The latest death from infection with MERS-CoV brings the total death count to 72, putting the mortality rate at about 42 percent. The mortality rate has remained fairly consistent at around 40 percent throughout the history of the disease.
KIDNEY LINK
In related news, Roos of CIDRAP reports that German researchers have found that MERS-CoV has a fondness for attacking human kidney cells.
Publishing a paper in Virology Journal, the researchers, led by Christian Drosten, MD, of the Institute of Virology, University of Bonn, say the evidence may explain why acute renal failure has been reported in some MERS-CoV cases.
For the study, Drosten and colleagues compared the effects of MERS-CoV and the SARS-CoV on cultures of primary human bronchial epithelial and primary human kidney cells.
“They found that pathogenic infection occurred only with MERS-CoV in the kidney cells and that kidney cells produced almost 1,000-fold more MERS-CoV copies than bronchial cells did,” wrote Roos.
Based on their findings, the team recommends that epidemiological studies should analyze kidney impairment in patients with MERS-CoV.
“Virus replication in the kidney with potential shedding in urine might constitute a way of transmission, and could explain untraceable transmission chains leading to new cases,” the researchers wrote. “Individual patients might benefit from early induction of renoprotective treatment.”
CAMELS
Last week, Reuters’ Kate Kelland reported that analysis of samples taken from camels with detected levels of MERS-CoV proves that the virus that is found in humans is the same strain as that found in camels, leading experts to potentially link camels as the source of the human outbreak.

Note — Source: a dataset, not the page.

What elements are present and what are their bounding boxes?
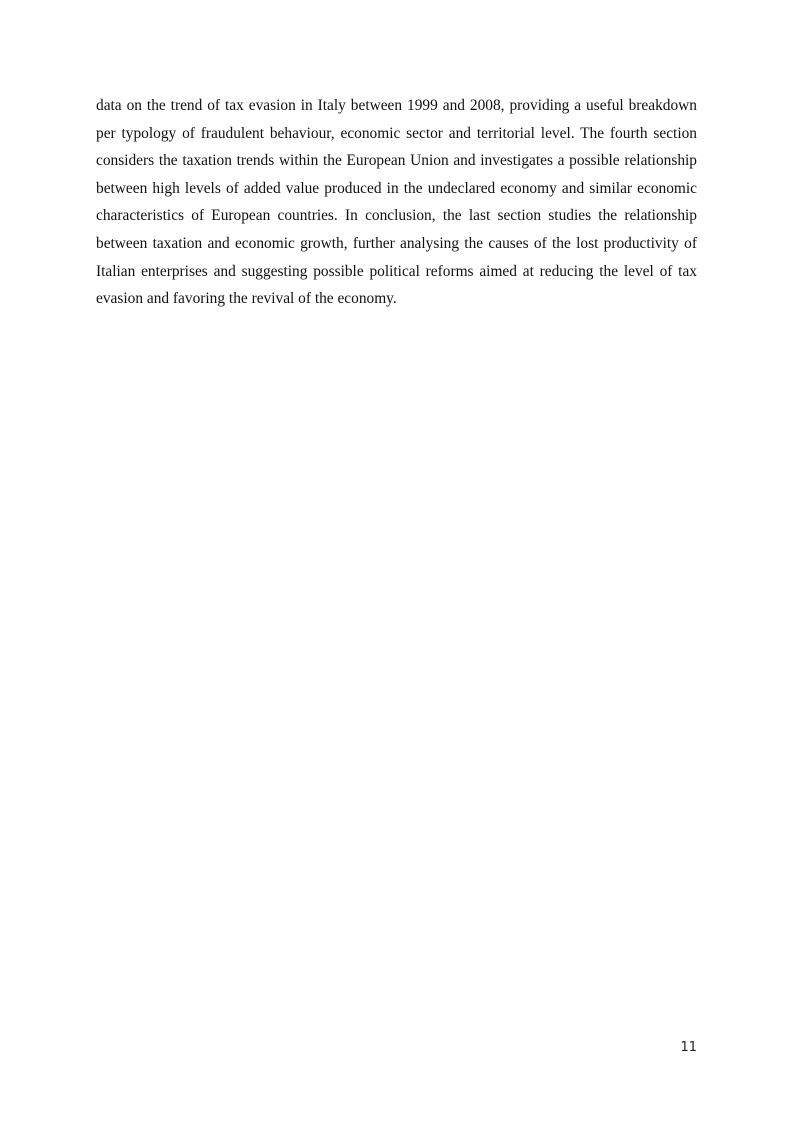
- body-paragraph: data on the trend of tax evasion in Italy between 1999 and 2008, providing a useful breakdown per typology of fraudulent behaviour, economic sector and territorial level. The fourth section considers the taxation trends within the European Union and investigates a possible relationship between high levels of added value produced in the undeclared economy and similar economic characteristics of European countries. In conclusion, the last section studies the relationship between taxation and economic growth, further analysing the causes of the lost productivity of Italian enterprises and suggesting possible political reforms aimed at reducing the level of tax evasion and favoring the revival of the economy.: [96, 97, 697, 308]
- page-number: 11: [680, 1040, 697, 1055]
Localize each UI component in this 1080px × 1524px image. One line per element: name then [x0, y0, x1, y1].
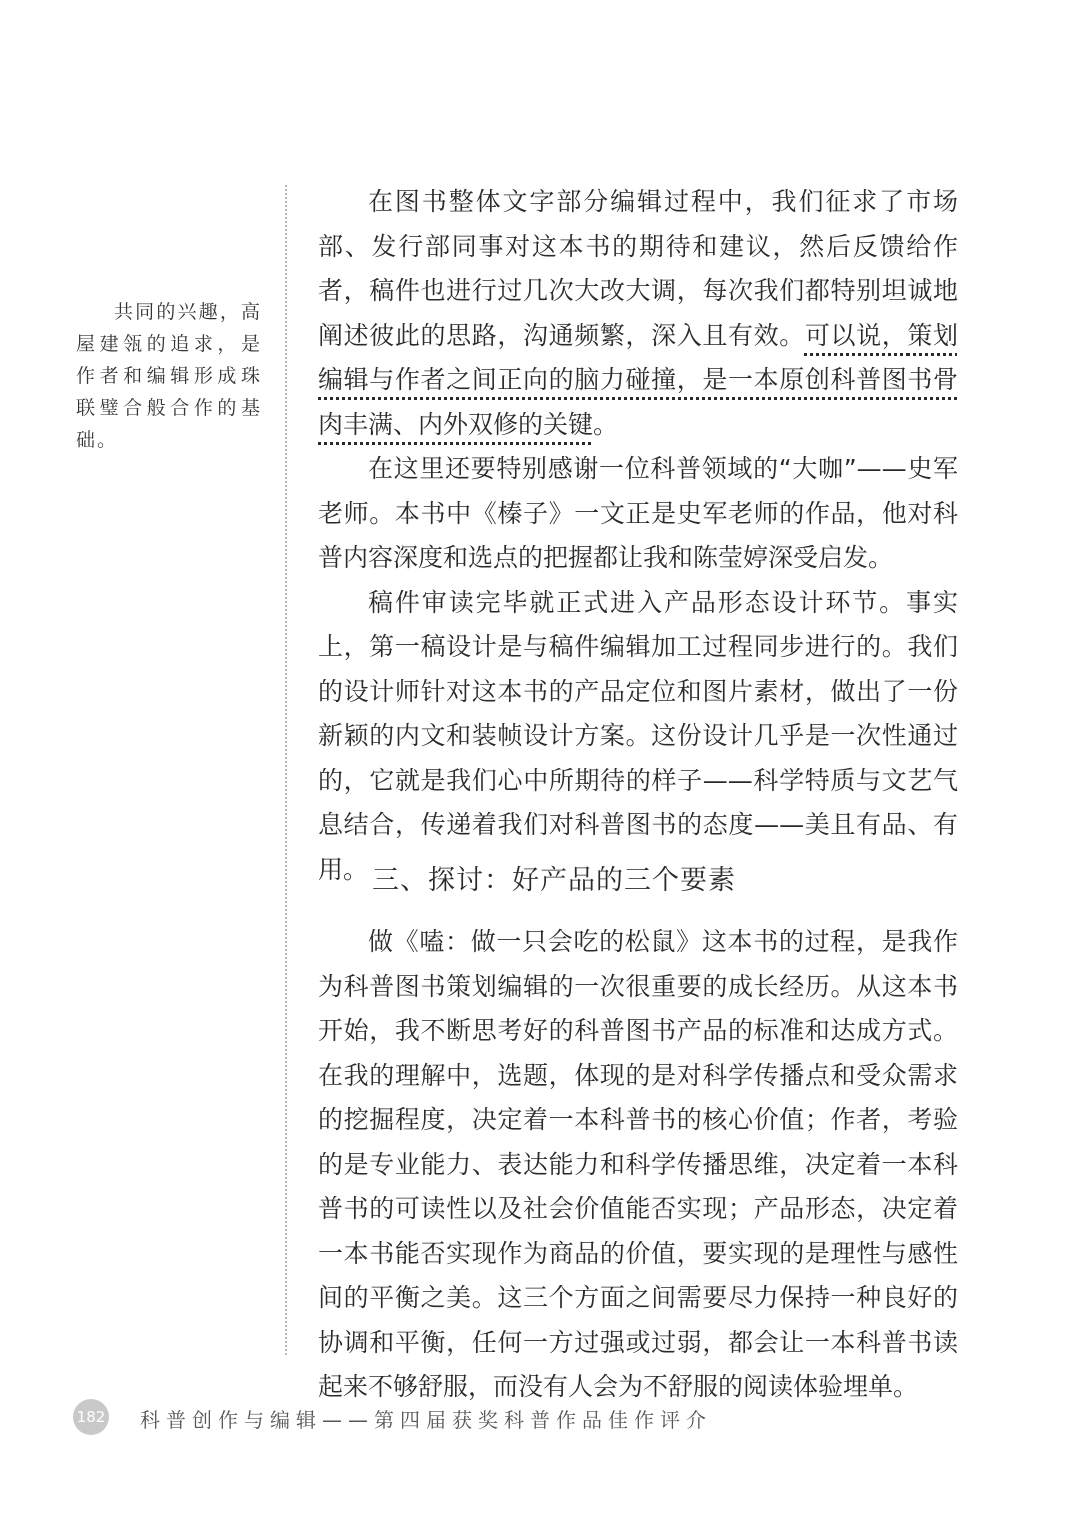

Researchers from the Netherlands and Qatar conducted detailed gene-sequencing on three dromedary camels from a Qatari farm where two people also had contracted the MERS-CoV.
Publishing a paper in the journal Lancet Infectious Diseases, the team noted their work confirmed preliminary evidence released by Qatari health officials in November.
While camels are an important resource for people in the region, providing milk, meat and recreation, the researchers cautioned it is too early to say whether camels are definitely the source of at least the two human cases found at the farm.
“This is definitive proof that camels can be infected with MERS-CoV, but based on the current data we cannot conclude whether the humans on the farm were infected by the camels or vice versa,” said Bart Haagmans, of Rotterdam’s Erasmus Medical Centre, who led the study.
He added that there is a further possibility that humans and camels may have been infected from another as yet unknown source.
That source, while not mentioned in the Lancet study, may be bats, as another recent study has found a 100-percent genetic match to human MERS-CoV in a bat sample from the Middle East.
“The big unknown is the exact timing of infections, both in the persons and in the camels,” Haagmans added. Both the men infected in Qatar recovered.